Use of online blood volume and blood temperature monitoring during haemodialysis in critically ill patients with acute kidney injury: a single-centre randomized controlled trial.Nephrol Dial Transplant. 2013 Feb; 28(2):430-7.ND
Little is known about the clinical impact on cardiovascular stability during intermittent haemodialysis (IHD) for acute kidney injury (AKI) of online monitoring devices that control blood volume (BV) and blood temperature in the intensive care unit (ICU) setting. We compared different dialysis treatment modalities with or without these new systems among critically ill patients requiring IHD.
In a prospective single-centre three-arm randomized controlled trial, 600 dialysis sessions in 74 consecutive AKI critically ill patients were involved to assess intradialytic hypotension. Standard dialysis therapy with constant ultrafiltration (UF) rate, cool dialysate and high sodium conductivity (Treatment A) was compared to regimens with adjunctive interventions including BV control (Treatment B) and the combination of BV and active blood temperature control (Treatment C). Each dialysis session was randomly assigned to one of the three treatment arms and served as statistical unit.
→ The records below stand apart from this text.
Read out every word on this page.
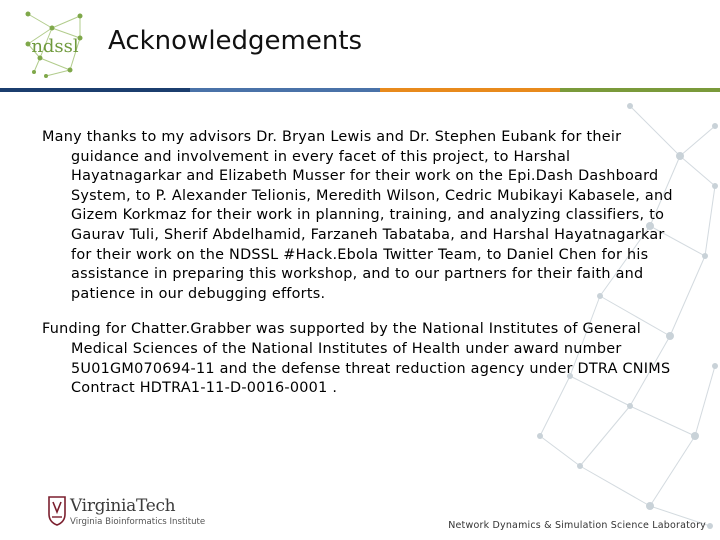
ndssl Acknowledgements

Many thanks to my advisors Dr. Bryan Lewis and Dr. Stephen Eubank for their guidance and involvement in every facet of this project, to Harshal Hayatnagarkar and Elizabeth Musser for their work on the Epi.Dash Dashboard System, to P. Alexander Telionis, Meredith Wilson, Cedric Mubikayi Kabasele, and Gizem Korkmaz for their work in planning, training, and analyzing classifiers, to Gaurav Tuli, Sherif Abdelhamid, Farzaneh Tabataba, and Harshal Hayatnagarkar for their work on the NDSSL #Hack.Ebola Twitter Team, to Daniel Chen for his assistance in preparing this workshop, and to our partners for their faith and patience in our debugging efforts.

Funding for Chatter.Grabber was supported by the National Institutes of General Medical Sciences of the National Institutes of Health under award number 5U01GM070694-11 and the defense threat reduction agency under DTRA CNIMS Contract HDTRA1-11-D-0016-0001 .

VirginiaTech
Virginia Bioinformatics Institute	Network Dynamics & Simulation Science Laboratory
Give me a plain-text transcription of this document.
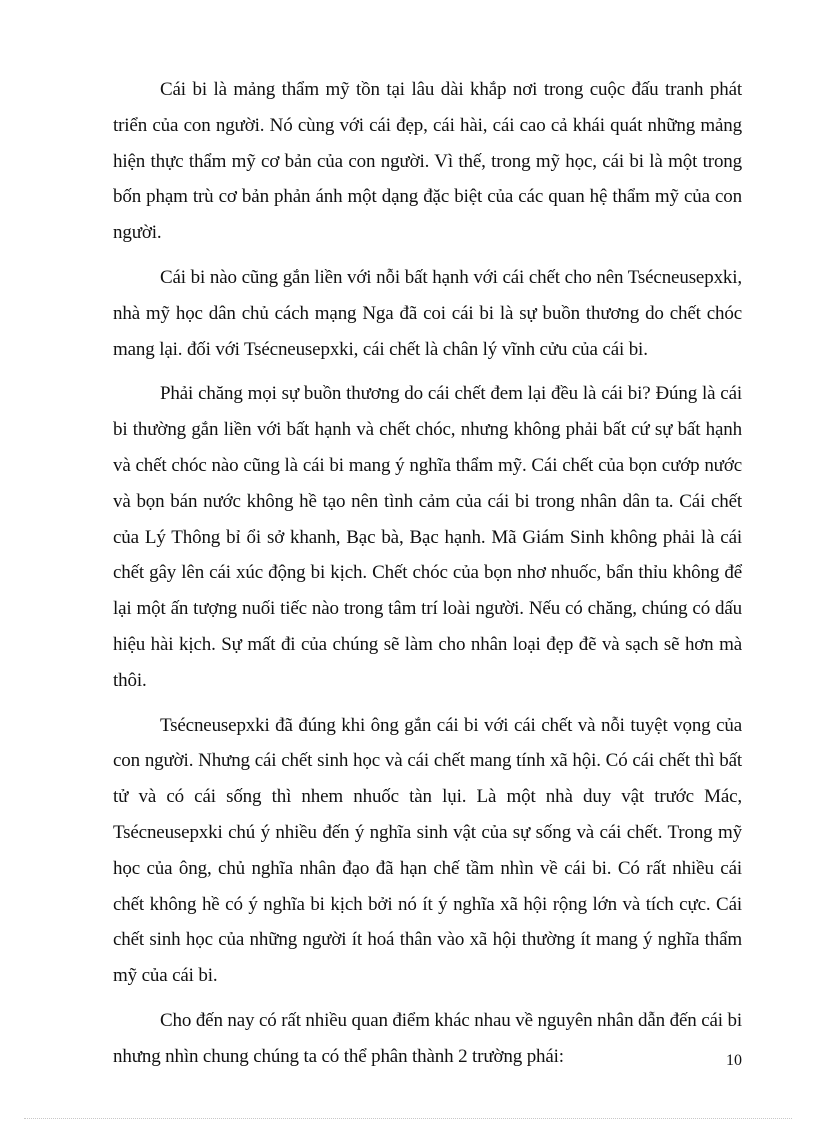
Cái bi là mảng thẩm mỹ tồn tại lâu dài khắp nơi trong cuộc đấu tranh phát triển của con người. Nó cùng với cái đẹp, cái hài, cái cao cả khái quát những mảng hiện thực thẩm mỹ cơ bản của con người. Vì thế, trong mỹ học, cái bi là một trong bốn phạm trù cơ bản phản ánh một dạng đặc biệt của các quan hệ thẩm mỹ của con người.

Cái bi nào cũng gắn liền với nỗi bất hạnh với cái chết cho nên Tsécneusepxki, nhà mỹ học dân chủ cách mạng Nga đã coi cái bi là sự buồn thương do chết chóc mang lại. đối với Tsécneusepxki, cái chết là chân lý vĩnh cửu của cái bi.

Phải chăng mọi sự buồn thương do cái chết đem lại đều là cái bi? Đúng là cái bi thường gắn liền với bất hạnh và chết chóc, nhưng không phải bất cứ sự bất hạnh và chết chóc nào cũng là cái bi mang ý nghĩa thẩm mỹ. Cái chết của bọn cướp nước và bọn bán nước không hề tạo nên tình cảm của cái bi trong nhân dân ta. Cái chết của Lý Thông bỉ ổi sở khanh, Bạc bà, Bạc hạnh. Mã Giám Sinh không phải là cái chết gây lên cái xúc động bi kịch. Chết chóc của bọn nhơ nhuốc, bẩn thỉu không để lại một ấn tượng nuối tiếc nào trong tâm trí loài người. Nếu có chăng, chúng có dấu hiệu hài kịch. Sự mất đi của chúng sẽ làm cho nhân loại đẹp đẽ và sạch sẽ hơn mà thôi.

Tsécneusepxki đã đúng khi ông gắn cái bi với cái chết và nỗi tuyệt vọng của con người. Nhưng cái chết sinh học và cái chết mang tính xã hội. Có cái chết thì bất tử và có cái sống thì nhem nhuốc tàn lụi. Là một nhà duy vật trước Mác, Tsécneusepxki chú ý nhiều đến ý nghĩa sinh vật của sự sống và cái chết. Trong mỹ học của ông, chủ nghĩa nhân đạo đã hạn chế tầm nhìn về cái bi. Có rất nhiều cái chết không hề có ý nghĩa bi kịch bởi nó ít ý nghĩa xã hội rộng lớn và tích cực. Cái chết sinh học của những người ít hoá thân vào xã hội thường ít mang ý nghĩa thẩm mỹ của cái bi.

Cho đến nay có rất nhiều quan điểm khác nhau về nguyên nhân dẫn đến cái bi nhưng nhìn chung chúng ta có thể phân thành 2 trường phái:	10
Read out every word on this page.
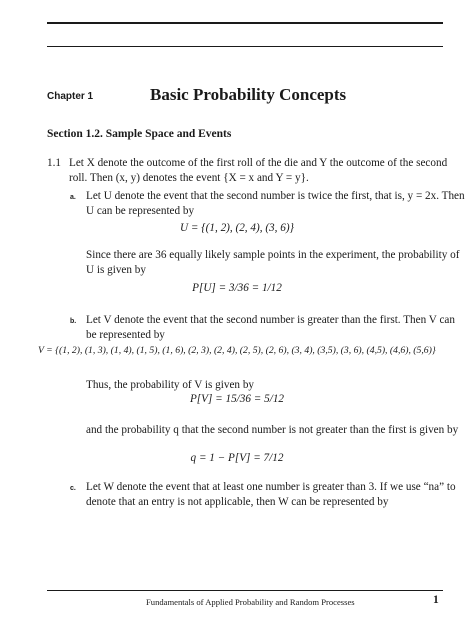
Chapter 1	Basic Probability Concepts
Section 1.2. Sample Space and Events
1.1 Let X denote the outcome of the first roll of the die and Y the outcome of the second
roll. Then (x, y) denotes the event {X = x and Y = y}.
a. Let U denote the event that the second number is twice the first, that is, y = 2x. Then
U can be represented by
U = {(1, 2), (2, 4), (3, 6)}
Since there are 36 equally likely sample points in the experiment, the probability of
U is given by
P[U] = 3/36 = 1/12
b. Let V denote the event that the second number is greater than the first. Then V can
be represented by
V = {(1, 2), (1, 3), (1, 4), (1, 5), (1, 6), (2, 3), (2, 4), (2, 5), (2, 6), (3, 4), (3,5), (3, 6), (4,5), (4,6), (5,6)}
Thus, the probability of V is given by
P[V] = 15/36 = 5/12
and the probability q that the second number is not greater than the first is given by
q = 1 − P[V] = 7/12
c. Let W denote the event that at least one number is greater than 3. If we use “na” to
denote that an entry is not applicable, then W can be represented by
Fundamentals of Applied Probability and Random Processes	1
Five hundred and seventy-two dialysis sessions were analysed (188, 190 and 194 in Treatments A, B and C, respectively). Hypotension occurred in 16.6% treatments, with similar rates among the arms. Haemodynamic parameters and dialysis-related complications did not differ between therapies. Based on generalized estimating equation adjusted to dialysate sodium conductivity, higher Sequential Organ Failure Assessment the day of dialysis session, the need for vasopressors and lower systolic blood pressure at the onset of the session were identified as independent predictors of hypotensive episodes, whereas regimens containing the new online monitors were not.
These results suggest that both actively controlled body temperature and UF profiled by online monitoring systems have no significant impact on the incidence of intradialytic hypotension in the ICU setting. Further research is needed before the use of these new sophisticated automatic methods can be applied routinely to the ICU setting.